This article will present the PCB design of the first prototype of the JellyfishOPP device. The design presented here is ordered as first prototype for testing.

JellyfishOPP PCB

JellyfishOPP is an open source, open hardware, programmable power supply and measurement device. The main page containing the description and links to all of the development updates can be found here: https://hyperglitch.com/jellyfish.

Development of the device is funded by NLnet through the NGI0 Entrust fund. Learn more at the NLnet project page.

Overview

Although there are many components on the board and there are many sections, most of it is the standard stuff. There are few higher speed signal groups on the board:

  • USB2.0-HS signal (90Ω differential impedance to support high speed of 480MBit/s)
  • ULPI connection to MCU: 60MHz signals, trace length matched to +/-1mm and routed as (approximately) 50Ω tracks. The propagation speed is 50-70ps/cm and the recommendation for ULPI traces is to keep them all within 50ps (basically, allows for 10mm length difference).
  • QSPI connection between the MCU and FPGA
  • parallel interface between the FPGA and RAM (haven't length matched these but they are much slower than ULPI)
  • enhanced SPI between the FPGA and ADCs

There are also some sensitive analog signals on the board (current sensing, amplifiers) which I tried to move as far as possible from the noisy and fast switching parts and leave a lot of space between traces to minimize the crosstalk and induced noise.

Stackup

I went with 6-layer stackup (top/GND/signal/GND/power+GND/bottom) for the PCB:

  • top copper layer - most of the routing: power supplies, analog circuitry, ...
  • GND plane
  • signal plane - communication traces, control siggnals
  • GND plane
  • power plane + GND fills
  • bottom copper layer - mostly some "slow" signals crossing the whole board

layer 1 layer 2 layer 3 layer 4 layer 5 layer 6 stackup

Even though everything theoretically could fit into 4-layers (I was using 4 layers almost until the end and until I started routing power tracks) the signal integrity wouldn't be that good and many of the higher speed traces wouldn't have the nice ground return path. With six layers pretty much all of the traces have a continuous ground plane in the adjacent layer.

Other PCBs

Besides the main board, there are three other PCBs: front panel, back panel and UI support PCB. Front and UI boards are 2-layer boards with just a few components and back panel is 4-layer (to avoid traces on the back side) and it contains the output stage MOSFETs.

front back ui

Main board preparation

KiKit is used to separate all the boards into separate files and to generate the Gerber files. After separatingg the boards I manually exported the required production files for the boards.

The main board in total contains 780 SMD components and 10 THT ones with 91 unique parts overall.

Price/Assembly/Order

After finishing the schematic I feared that the, due to everything I threw on the PCB, BOM cost would be really high. In the end, after finalizing the BOM, while it is quite high, it's actually a bit lower than I initially expected.
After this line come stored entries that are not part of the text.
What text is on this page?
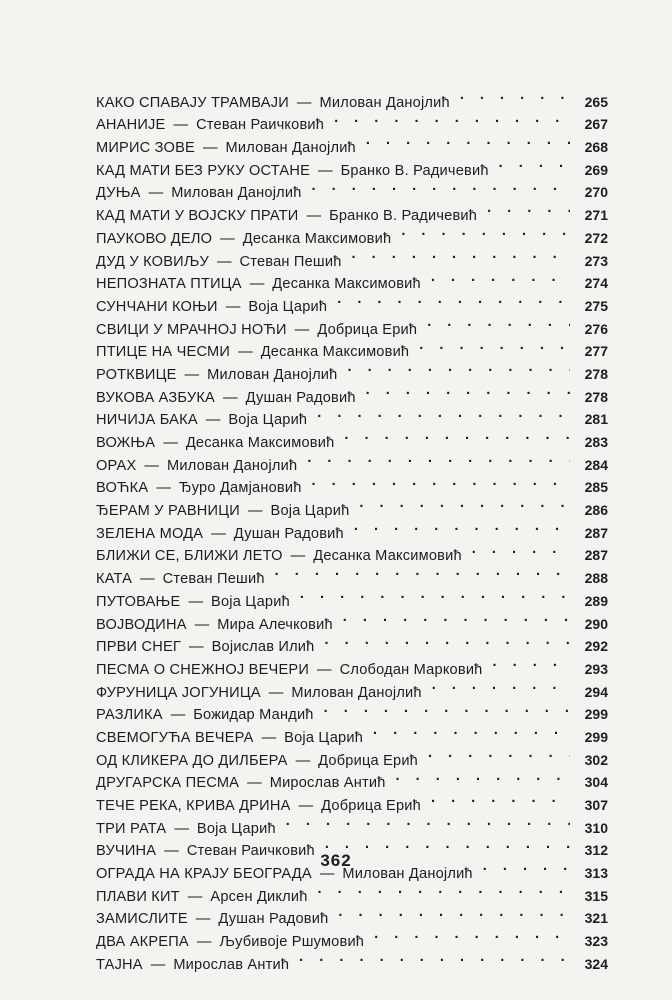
КАКО СПАВАЈУ ТРАМВАЈИ — Милован Данојлић . . .	265
АНАНИЈЕ — Стеван Раичковић . . .	267
МИРИС ЗОВЕ — Милован Данојлић . . .	268
КАД МАТИ БЕЗ РУКУ ОСТАНЕ — Бранко В. Радичевић . . .	269
ДУЊА — Милован Данојлић . . .	270
КАД МАТИ У ВОЈСКУ ПРАТИ — Бранко В. Радичевић . . .	271
ПАУКОВО ДЕЛО — Десанка Максимовић . . .	272
ДУД У КОВИЉУ — Стеван Пешић . . .	273
НЕПОЗНАТА ПТИЦА — Десанка Максимовић . . .	274
СУНЧАНИ КОЊИ — Воја Царић . . .	275
СВИЦИ У МРАЧНОЈ НОЋИ — Добрица Ерић . . .	276
ПТИЦЕ НА ЧЕСМИ — Десанка Максимовић . . .	277
РОТКВИЦЕ — Милован Данојлић . . .	278
ВУКОВА АЗБУКА — Душан Радовић . . .	278
НИЧИЈА БАКА — Воја Царић . . .	281
ВОЖЊА — Десанка Максимовић . . .	283
ОРАХ — Милован Данојлић . . .	284
ВОЋКА — Ђуро Дамјановић . . .	285
ЂЕРАМ У РАВНИЦИ — Воја Царић . . .	286
ЗЕЛЕНА МОДА — Душан Радовић . . .	287
БЛИЖИ СЕ, БЛИЖИ ЛЕТО — Десанка Максимовић . . .	287
КАТА — Стеван Пешић . . .	288
ПУТОВАЊЕ — Воја Царић . . .	289
ВОЈВОДИНА — Мира Алечковић . . .	290
ПРВИ СНЕГ — Војислав Илић . . .	292
ПЕСМА О СНЕЖНОЈ ВЕЧЕРИ — Слободан Марковић . . .	293
ФУРУНИЦА ЈОГУНИЦА — Милован Данојлић . . .	294
РАЗЛИКА — Божидар Мандић . . .	299
СВЕМОГУЋА ВЕЧЕРА — Воја Царић . . .	299
ОД КЛИКЕРА ДО ДИЛБЕРА — Добрица Ерић . . .	302
ДРУГАРСКА ПЕСМА — Мирослав Антић . . .	304
ТЕЧЕ РЕКА, КРИВА ДРИНА — Добрица Ерић . . .	307
ТРИ РАТА — Воја Царић . . .	310
ВУЧИНА — Стеван Раичковић . . .	312
ОГРАДА НА КРАЈУ БЕОГРАДА — Милован Данојлић . . .	313
ПЛАВИ КИТ — Арсен Диклић . . .	315
ЗАМИСЛИТЕ — Душан Радовић . . .	321
ДВА АКРЕПА — Љубивоје Ршумовић . . .	323
ТАЈНА — Мирослав Антић . . .	324
362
The cost of the BOM, if ordered directly from Mouser, was about 300€ for one device or around 230€ for 10 pieces (all without VAT). There's a lot of space for improvement here but the idea is to start testing with this to get some "ground zero" results before doing further optimizations (I already added some possible optimizations to be tested, for example a MUX on ADC input which can remove the need for second ADC).

Even though I really wanted to produce the PCBs in Europe, pricewise it was just too expensive. First few quotes I got were around 4k€+VAT for one board, with lead times of 5+ weeks, which is way too much. Eurocircuits really was a nice surprise here as their total price for assmbly and components of this board was around 1700€ and, based on few previous orders, they really do great work. Aisler unfortunately doesn't produce 6-layer boards any more (although I'm not sure I would go with them as, even though I really wanted to like them and gave them a few chances, every time there were some issues, delays and unresponsiveness from their side). But the quality of their work is great.

I also got two quotes from fab houses from China. PCBWay quoted $1200 and 30 days lead time and PCBgogo quoted $950 (shipping included) with 17 days lead time. JLCPCB has really good price for 6-layer PCBs but their assembly service is mainly for use with their own stock - although is possible to order external components, with this number of components the total price would probably be quite high.

In the end I decided to go with PCBgogo. I haven't used them before but based on their social media posts I'm pretty sure it will be ok.

For the other three PCBs (front and back panel, UI support) I will go with JLCPCB and do the assembly myself as those are quite simple boards with just a few components.

Files

All of the files are available in the GitLab repository and can be downloaded from there.